«Tueur froid, organisé»Affaire le Tan: la perpétuité de nouveau requise en appel
ATS
28.6.2023 - 14:56
L'avocat général a requis mercredi devant la cour d'assises du Haut-Rhin la peine maximale contre Jean-Marc Reiser, accusé d'avoir assassiné en 2018 Sophie Le Tan. Le corps démembré de la jeune étudiante avait été retrouvé en forêt en 2019.
28.06.2023, 14:56
28.06.2023, 14:58
ATS
«Mon intime conviction, étayée par les éléments du dossier, c'est qu'il y a bien eu intention homicide et préméditation», a soutenu le magistrat, Jean-Luc Jaeg. Il a battu en brèche pendant deux heures et demie la thèse de coups ayant entraîné la mort sans intention de la donner, soutenue par la défense, pour démontrer de manière rigoureuse «l'intention criminelle» de l'accusé.
M. Reiser, 62 ans, avait été condamné à la perpétuité assortie de 22 ans de sûreté en première instance. «Ce dossier me rappelle le titre d'une fable de Jean de la Fontaine, 'Le loup et l'agneau'», a exposé M. Jaeg au début de sa plaidoirie. «L'agneau, c'est Sophie Le Tan», poursuit-il, décrivant une «fille méritante», «gentille, bienveillante, fidèle», qui avait «tout l'avenir» devant elle.
«Quant au loup, c'est Jean-Marc Reiser. Quand les enquêteurs l'ont identifié, on devine qu'un frisson d'horreur les a traversés», imagine-t-il. Et de détailler le lourd casier judiciaire de l'accusé, «criminel récidiviste ayant une appétence pour les produits stupéfiants», et de rappeler sa précédente condamnation par une cour d'assises, en 2003, pour viols et agressions sexuelles.

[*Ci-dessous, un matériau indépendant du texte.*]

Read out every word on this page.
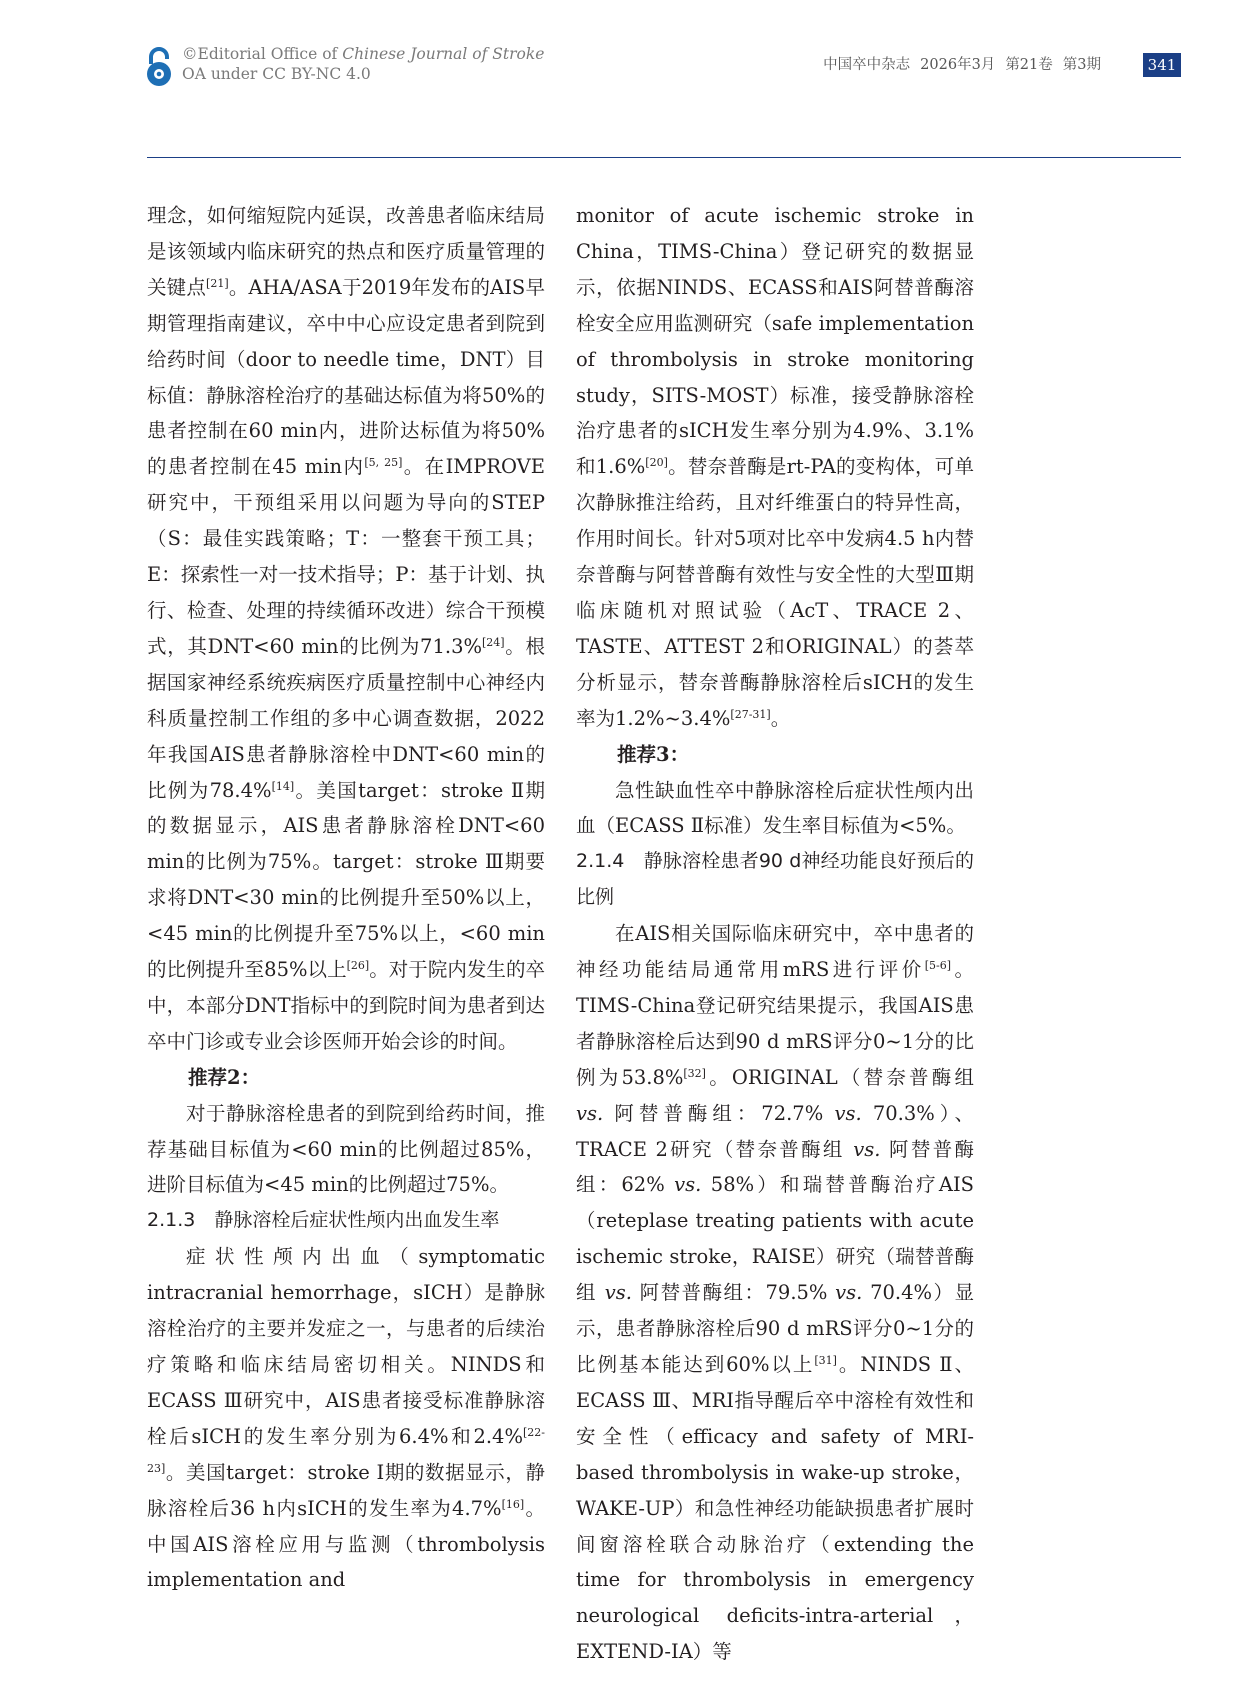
©Editorial Office of Chinese Journal of Stroke
OA under CC BY-NC 4.0	中国卒中杂志 2026年3月 第21卷 第3期	341

理念，如何缩短院内延误，改善患者临床结局是该领域内临床研究的热点和医疗质量管理的关键点[21]。AHA/ASA于2019年发布的AIS早期管理指南建议，卒中中心应设定患者到院到给药时间（door to needle time，DNT）目标值：静脉溶栓治疗的基础达标值为将50%的患者控制在60 min内，进阶达标值为将50%的患者控制在45 min内[5, 25]。在IMPROVE研究中，干预组采用以问题为导向的STEP（S：最佳实践策略；T：一整套干预工具；E：探索性一对一技术指导；P：基于计划、执行、检查、处理的持续循环改进）综合干预模式，其DNT<60 min的比例为71.3%[24]。根据国家神经系统疾病医疗质量控制中心神经内科质量控制工作组的多中心调查数据，2022年我国AIS患者静脉溶栓中DNT<60 min的比例为78.4%[14]。美国target：stroke Ⅱ期的数据显示，AIS患者静脉溶栓DNT<60 min的比例为75%。target：stroke Ⅲ期要求将DNT<30 min的比例提升至50%以上，<45 min的比例提升至75%以上，<60 min的比例提升至85%以上[26]。对于院内发生的卒中，本部分DNT指标中的到院时间为患者到达卒中门诊或专业会诊医师开始会诊的时间。

推荐2：

对于静脉溶栓患者的到院到给药时间，推荐基础目标值为<60 min的比例超过85%，进阶目标值为<45 min的比例超过75%。

2.1.3　静脉溶栓后症状性颅内出血发生率

症状性颅内出血（symptomatic intracranial hemorrhage，sICH）是静脉溶栓治疗的主要并发症之一，与患者的后续治疗策略和临床结局密切相关。NINDS和ECASS Ⅲ研究中，AIS患者接受标准静脉溶栓后sICH的发生率分别为6.4%和2.4%[22-23]。美国target：stroke Ⅰ期的数据显示，静脉溶栓后36 h内sICH的发生率为4.7%[16]。中国AIS溶栓应用与监测（thrombolysis implementation and

monitor of acute ischemic stroke in China，TIMS-China）登记研究的数据显示，依据NINDS、ECASS和AIS阿替普酶溶栓安全应用监测研究（safe implementation of thrombolysis in stroke monitoring study，SITS-MOST）标准，接受静脉溶栓治疗患者的sICH发生率分别为4.9%、3.1%和1.6%[20]。替奈普酶是rt-PA的变构体，可单次静脉推注给药，且对纤维蛋白的特异性高，作用时间长。针对5项对比卒中发病4.5 h内替奈普酶与阿替普酶有效性与安全性的大型Ⅲ期临床随机对照试验（AcT、TRACE 2、TASTE、ATTEST 2和ORIGINAL）的荟萃分析显示，替奈普酶静脉溶栓后sICH的发生率为1.2%~3.4%[27-31]。

推荐3：

急性缺血性卒中静脉溶栓后症状性颅内出血（ECASS Ⅱ标准）发生率目标值为<5%。

2.1.4　静脉溶栓患者90 d神经功能良好预后的比例

在AIS相关国际临床研究中，卒中患者的神经功能结局通常用mRS进行评价[5-6]。TIMS-China登记研究结果提示，我国AIS患者静脉溶栓后达到90 d mRS评分0~1分的比例为53.8%[32]。ORIGINAL（替奈普酶组 vs. 阿替普酶组：72.7% vs. 70.3%）、TRACE 2研究（替奈普酶组 vs. 阿替普酶组：62% vs. 58%）和瑞替普酶治疗AIS（reteplase treating patients with acute ischemic stroke，RAISE）研究（瑞替普酶组 vs. 阿替普酶组：79.5% vs. 70.4%）显示，患者静脉溶栓后90 d mRS评分0~1分的比例基本能达到60%以上[31]。NINDS Ⅱ、ECASS Ⅲ、MRI指导醒后卒中溶栓有效性和安全性（efficacy and safety of MRI-based thrombolysis in wake-up stroke，WAKE-UP）和急性神经功能缺损患者扩展时间窗溶栓联合动脉治疗（extending the time for thrombolysis in emergency neurological deficits-intra-arterial，EXTEND-IA）等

Attirance pour les femmes asiatiques
Dans ses rapports avec les femmes, Jean-Marc Reiser a toujours été «un homme violent, dominateur, harceleur» voire «tyrannique», soutient l'avocat général, évoquant les témoignages des ex-compagnes qui se sont succédé à la barre.

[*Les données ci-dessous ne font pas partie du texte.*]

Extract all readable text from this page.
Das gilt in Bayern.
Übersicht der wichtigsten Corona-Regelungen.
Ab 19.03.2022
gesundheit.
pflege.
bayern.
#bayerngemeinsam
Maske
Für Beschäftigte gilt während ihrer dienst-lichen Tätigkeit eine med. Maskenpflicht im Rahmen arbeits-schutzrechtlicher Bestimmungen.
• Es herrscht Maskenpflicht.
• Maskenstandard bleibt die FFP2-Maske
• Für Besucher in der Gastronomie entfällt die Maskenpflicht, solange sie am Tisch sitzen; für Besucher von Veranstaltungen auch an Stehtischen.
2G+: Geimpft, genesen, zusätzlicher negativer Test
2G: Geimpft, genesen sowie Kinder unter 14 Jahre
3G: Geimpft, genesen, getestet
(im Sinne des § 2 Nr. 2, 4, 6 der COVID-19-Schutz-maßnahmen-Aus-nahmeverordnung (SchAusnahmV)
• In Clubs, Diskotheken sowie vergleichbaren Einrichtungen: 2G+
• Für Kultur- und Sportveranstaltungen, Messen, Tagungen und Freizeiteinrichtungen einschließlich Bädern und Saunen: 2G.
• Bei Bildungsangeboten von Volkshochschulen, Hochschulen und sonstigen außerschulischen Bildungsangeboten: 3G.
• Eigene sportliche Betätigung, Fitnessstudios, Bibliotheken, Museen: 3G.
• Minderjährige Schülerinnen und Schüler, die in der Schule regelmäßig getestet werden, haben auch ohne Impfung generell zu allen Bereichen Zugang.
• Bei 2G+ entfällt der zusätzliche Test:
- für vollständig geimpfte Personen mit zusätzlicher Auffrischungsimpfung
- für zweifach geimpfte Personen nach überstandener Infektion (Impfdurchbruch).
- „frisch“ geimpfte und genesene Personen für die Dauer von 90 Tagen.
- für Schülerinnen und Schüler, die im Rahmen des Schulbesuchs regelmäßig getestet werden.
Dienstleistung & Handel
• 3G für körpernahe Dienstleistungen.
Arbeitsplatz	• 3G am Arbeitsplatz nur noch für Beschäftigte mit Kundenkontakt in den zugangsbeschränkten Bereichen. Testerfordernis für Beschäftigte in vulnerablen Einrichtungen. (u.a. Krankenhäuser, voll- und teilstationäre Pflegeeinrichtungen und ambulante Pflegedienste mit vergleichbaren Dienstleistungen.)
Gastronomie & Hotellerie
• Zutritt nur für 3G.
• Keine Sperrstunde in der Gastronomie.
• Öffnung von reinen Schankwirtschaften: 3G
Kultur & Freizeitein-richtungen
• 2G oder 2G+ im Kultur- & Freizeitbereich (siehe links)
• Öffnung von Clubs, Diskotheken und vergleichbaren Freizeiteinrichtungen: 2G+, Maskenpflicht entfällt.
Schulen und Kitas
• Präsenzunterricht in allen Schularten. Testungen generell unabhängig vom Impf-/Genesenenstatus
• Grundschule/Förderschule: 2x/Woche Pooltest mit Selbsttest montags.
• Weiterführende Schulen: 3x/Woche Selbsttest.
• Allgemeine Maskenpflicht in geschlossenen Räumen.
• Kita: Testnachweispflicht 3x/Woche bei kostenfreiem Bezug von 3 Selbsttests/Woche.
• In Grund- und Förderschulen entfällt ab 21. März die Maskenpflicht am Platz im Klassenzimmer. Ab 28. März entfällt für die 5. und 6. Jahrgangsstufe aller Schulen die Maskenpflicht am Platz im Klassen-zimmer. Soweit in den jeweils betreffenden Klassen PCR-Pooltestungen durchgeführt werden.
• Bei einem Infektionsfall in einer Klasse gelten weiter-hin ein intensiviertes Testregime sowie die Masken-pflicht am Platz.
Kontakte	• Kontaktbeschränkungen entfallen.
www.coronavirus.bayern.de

Il démonte le projet de voyage de l'accusé, soutenu par «aucun élément concret», qui lui fournirait un motif pour sous-louer son appartement. Au contraire, les petites annonces postées sous de faux noms sur le site LeBonCoin n'avaient aucun autre but que d'attirer dans l'appartement une étudiante, «avec l'intention qu'on ne puisse par remonter jusqu'à lui».

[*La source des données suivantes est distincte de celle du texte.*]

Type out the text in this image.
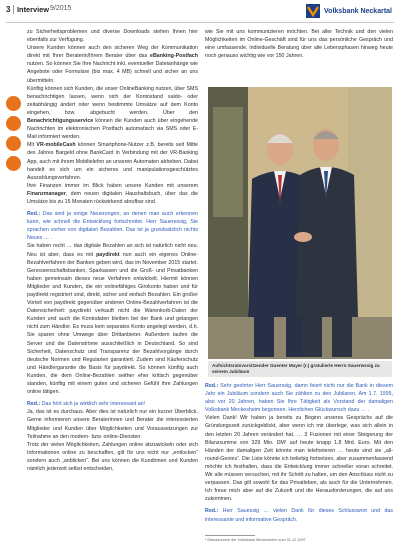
3 Interview 9/2015	Volksbank Neckartal

zu Sicherheitsproblemen und diverse Downloads stehen Ihnen hier ebenfalls zur Verfügung.

Unsere Kunden können auch den sicheren Weg der Kommunikation direkt mit Ihrer Beraterin/Ihrem Berater über das eBanking-Postfach nutzen. So können Sie Ihre Nachricht inkl. eventueller Dateianhänge wie Angebote oder Formulare (bis max. 4 MB) schnell und sicher an uns übermitteln.

Künftig können sich Kunden, die unser OnlineBanking nutzen, über SMS benachrichtigen lassen, wenn sich der Kontostand saldo- oder zeitabhängig ändert oder wenn bestimmte Umsätze auf dem Konto eingehen, bzw. abgebucht werden. Über den Benachrichtigungsservice können die Kunden auch über eingehende Nachrichten im elektronischen Postfach automatisch via SMS oder E-Mail informiert werden.

Mit VR-mobileCash können Smartphone-Nutzer z.B. bereits seit Mitte des Jahres Bargeld ohne BankCard in Verbindung mit der VR-Banking App, auch mit ihrem Mobiltelefon an unseren Automaten abheben. Dabei handelt es sich um ein sicheres und manipulationsgeschütztes Auszahlungsverfahren.

Ihre Finanzen immer im Blick haben unsere Kunden mit unserem Finanzmanager, dem neuen digitalen Haushaltsbuch, über das die Umsätze bis zu 15 Monaten rückwirkend abrufbar sind.

Red.: Das sind ja einige Neuerungen, an denen man auch erkennen kann, wie schnell die Entwicklung fortschreitet. Herr Saueressig, Sie sprachen vorher von digitalen Bezahlen. Das ist ja grundsätzlich nichts Neues … .

Sie haben recht … das digitale Bezahlen an sich ist natürlich nicht neu. Neu ist aber, dass es mit paydirekt nun auch ein eigenes Online-Bezahlverfahren der Banken geben wird, das im November 2015 startet. Genossenschaftsbanken, Sparkassen und die Groß- und Privatbanken haben gemeinsam dieses neue Verfahren entwickelt. Hiermit können Mitglieder und Kunden, die ein onlinefähiges Girokonto haben und für paydirekt registriert sind, direkt, sicher und einfach Bezahlen. Ein großer Vorteil von paydirekt gegenüber anderen Online-Bezahlverfahren ist die Datensicherheit: paydirekt verkauft nicht die Warenkorb-Daten der Kunden und auch die Kontodaten bleiben bei der Bank und gelangen nicht zum Händler. Es muss kein separates Konto angelegt werden, d.h. Sie sparen ohne Umwege über Drittanbieter. Außerdem laufen die Server und die Datenströme ausschließlich in Deutschland. So sind Sicherheit, Datenschutz und Transparenz der Bezahlvorgänge durch deutsche Normen und Regularien garantiert. Zudem sind Käuferschutz und Händlergarantie die Basis für paydirekt. So können künftig auch Kunden, die dem Online-Bezahlen seither eher kritisch gegenüber standen, künftig mit einem guten und sicheren Gefühl ihre Zahlungen online tätigen.

Red.: Das hört sich ja wirklich sehr interessant an!

Ja, das ist es durchaus. Aber dies ist natürlich nur ein kurzer Überblick. Gerne informieren unsere Beraterinnen und Berater die interessierten Mitglieder und Kunden über Möglichkeiten und Voraussetzungen zur Teilnahme an den modern- bzw. online-Diensten.

Trotz der vielen Möglichkeiten, Zahlungen online abzuwickeln oder sich Informationen online zu beschaffen, gilt für uns nicht nur „entlocken“ sondern auch „anblicken“. Bei uns können die Kundinnen und Kunden nämlich jederzeit selbst entscheiden,

wie Sie mit uns kommunizieren möchten. Bei aller Technik und den vielen Möglichkeiten im Online-Geschäft sind für uns das persönliche Gespräch und eine umfassende, individuelle Beratung über alle Lebensphasen hinweg heute noch genauso wichtig wie vor 150 Jahren.

Aufsichtsratsvorsitzender Guenter Mayer (r.) gratulierte Herrn Sauerwssig zu seinem Jubiläum

Red.: Sehr geehrter Herr Sauerssig, damn feiert nicht nur die Bank in diesem Jahr ein Jubiläum sondern auch Sie zählten zu den Jubilaren. Am 1.7. 1995, also vor 20 Jahren, haben Sie Ihre Tätigkeit als Vorstand der damaligen Volksbank Meckesheim begonnen. Herzlichen Glückwunsch dazu … .

Vielen Dank! Wir haben ja bereits zu Beginn unseres Gesprächs auf die Gründungszeit zurückgeblickt, aber wenn ich mir überlege, was sich allein in den letzten 20 Jahren verändert hat. … 3 Fusionen mit einer Steigerung der Bilanzsumme von 329 Mio. DM¹ auf heute knapp 1,8 Mrd. Euro. Mit den Händen der damaligen Zeit könnte man telefonieren … heute sind sie „all-round-Genies“. Die Liste könnte ich beliebig fortsetzen, aber zusammenfassend möchte ich festhalten, dass die Entwicklung immer schneller voran schreitet. Wir alle müssen versuchen, mit ihr Schritt zu halten, um den Anschluss nicht zu verpassen. Das gilt sowohl für das Privatleben, als auch für die Unternehmen. Ich freue mich aber auf die Zukunft und die Herausforderungen, die auf uns zukommen.

Red.: Herr Sauessig … vielen Dank für dieses Schlusswort und das interessante und informative Gespräch.

¹ Bilanzsumme der Volksbank Meckesheim zum 31.12.1997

Jean-Marc Reiser fixe ainsi «11 rendez-vous» successifs à des locataires potentielles, à une adresse imprécise, à proximité de son immeuble. Les dix premiers rendez-vous ne seront pas honorés, parfois du fait des étudiants, souvent à cause de l'accusé, qui, le moment venu, ne répond plus aux sollicitations.
«Mais pour Sophie Le Tan, ça a matché», remarque Jean-Luc Jaeg. «Elle avait une double qualité. Elle était seule et elle était asiatique», souligne-t-il, en référence aux «attirances» de l'accusé. «C'est pour lui la proie rêvée.»
«Tueur froid, organisé»
Pour l'avocat général, Jean-Marc Reiser, après avoir «assouvi un fantasme tordu ou pervers» sur la jeune étudiante de 20 ans, ne pouvait se permettre de la laisser repartir, après avoir pris «un tel luxe de précautions» à ne pas laisser de traces pour l'attirer dans un «piège». Alors, «le loup a sacrifié l'agneau».
A l'issue de l'exposé précis et argumenté, le magistrat ne s'attarde pas particulièrement sur le démembrement du corps, «particularité horrible», ou sur le «nettoyage extrêmement approfondi» de l'appartement, si ce n'est pour estimer que cela renforce le caractère prémédité du crime, commis par un «tueur froid, organisé».
«Je vous demanderai donc de déclarer Jean-Marc Reiser coupable d'assassinat, en récidive légale», conclut-il. Il requiert la réclusion criminelle à perpétuité, en prenant soin de souligner «l'absence totale de remords» de l'accusé», sa «dangerosité» et le «risque de récidive» pour l'homme qui fait face depuis 10 jours à Colmar à sa sixième cour d'assises.
Il termine par une remarque plus personnelle. «La peine prononcé en première instance», la perpétuité avec une période de sûreté de 22 ans, était «lourde, mais justifiée», avance-t-il. Ce procès d'appel «n'aura servi à rien ou pas grand-chose, si ce n'est prolonger ou raviver la souffrance de la famille Le Tan».